One of the most impressive technology models that I’ve seen come the direction of education is SAMR, designed by Dr. Ruben Puentedura. SAMR is a very useful framework to approach how we use technology with students, from substitution to augmentation, and modification to redefinition.
The reason I like it, as a leader, is because it allows me a quick approach to identify how meaningful the use of technology is in a classroom. Ideally, I’d like to see technology to promote higher order thinking skills, such as Webb’s Depth of Knowledge levels 3 and 4 and Bloom’s Taxonomy of analyzing, creating and evaluating. SAMR provides a continuum that can help transform the use of technology from passive response to putting students in the driver’s seat of learning.
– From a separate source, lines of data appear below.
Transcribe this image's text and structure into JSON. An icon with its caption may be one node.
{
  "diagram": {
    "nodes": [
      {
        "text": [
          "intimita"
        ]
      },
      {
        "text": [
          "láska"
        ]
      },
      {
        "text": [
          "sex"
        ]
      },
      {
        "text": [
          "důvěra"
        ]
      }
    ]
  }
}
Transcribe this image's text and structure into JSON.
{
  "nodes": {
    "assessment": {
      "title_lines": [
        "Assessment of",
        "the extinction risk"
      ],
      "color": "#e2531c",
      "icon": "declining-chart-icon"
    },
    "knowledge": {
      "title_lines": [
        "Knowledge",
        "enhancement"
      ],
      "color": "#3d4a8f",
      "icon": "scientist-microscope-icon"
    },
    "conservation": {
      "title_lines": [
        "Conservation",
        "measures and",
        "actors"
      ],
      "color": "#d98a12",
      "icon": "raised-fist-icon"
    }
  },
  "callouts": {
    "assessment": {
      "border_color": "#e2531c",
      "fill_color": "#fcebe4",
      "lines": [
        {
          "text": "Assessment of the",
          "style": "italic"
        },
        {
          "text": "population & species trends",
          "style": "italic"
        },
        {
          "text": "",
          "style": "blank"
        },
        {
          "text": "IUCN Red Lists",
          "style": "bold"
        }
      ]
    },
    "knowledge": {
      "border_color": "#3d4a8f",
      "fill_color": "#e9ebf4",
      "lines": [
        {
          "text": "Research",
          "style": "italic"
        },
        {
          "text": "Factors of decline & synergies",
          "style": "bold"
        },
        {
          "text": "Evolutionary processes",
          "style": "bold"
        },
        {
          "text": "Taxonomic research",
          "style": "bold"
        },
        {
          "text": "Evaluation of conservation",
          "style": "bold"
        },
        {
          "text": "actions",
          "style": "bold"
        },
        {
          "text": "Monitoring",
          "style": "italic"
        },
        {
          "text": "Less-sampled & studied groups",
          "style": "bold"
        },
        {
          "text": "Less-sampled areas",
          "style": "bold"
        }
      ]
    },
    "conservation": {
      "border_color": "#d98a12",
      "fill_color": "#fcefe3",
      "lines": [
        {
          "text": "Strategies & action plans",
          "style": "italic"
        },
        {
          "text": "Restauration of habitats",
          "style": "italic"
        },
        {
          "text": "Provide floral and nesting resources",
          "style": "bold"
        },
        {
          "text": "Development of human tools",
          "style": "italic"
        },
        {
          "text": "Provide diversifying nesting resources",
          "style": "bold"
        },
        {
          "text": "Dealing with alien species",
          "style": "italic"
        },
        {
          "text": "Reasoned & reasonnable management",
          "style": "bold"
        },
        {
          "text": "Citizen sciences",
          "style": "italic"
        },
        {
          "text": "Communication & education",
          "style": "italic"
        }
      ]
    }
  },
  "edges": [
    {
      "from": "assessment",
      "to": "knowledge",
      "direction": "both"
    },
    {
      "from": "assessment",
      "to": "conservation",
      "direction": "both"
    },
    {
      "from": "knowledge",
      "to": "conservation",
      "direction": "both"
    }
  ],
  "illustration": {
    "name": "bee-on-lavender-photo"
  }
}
S stands for substitution. Think about using flash cards to learn math facts. When students use an iPad with a flash card like app, the technology they are using is substituting a traditional lower level thinking approach to learning. The traditional paper/pencil approach has only been converted to more technological format.
A stands for augmentation. In augmentation, students use technology to enhance their learning or sharing. For example, they may be using a Word doc and looking up the definition with an online dictionary. Or students are taking notes using and sharing them in Dropbox.
M is for modification. In modification, the activities begin to transform student learning. Students create blogs using Blogger and work to edit the writings of classmates, adding videos and music to enhance their creations. Or they are using iMovie to tell the story of science concepts.
R….you’ve got it. Redefinition. In redefinition, learning tasks enable students to collaborate, demonstrate critical thinking skills, reflect on their learning, and show evidence to evaluate their thinking. This is the level we’d like to have teachers aspire to, but it is understandably time consuming and more effort is needed to fully design tasks that exist in this realm.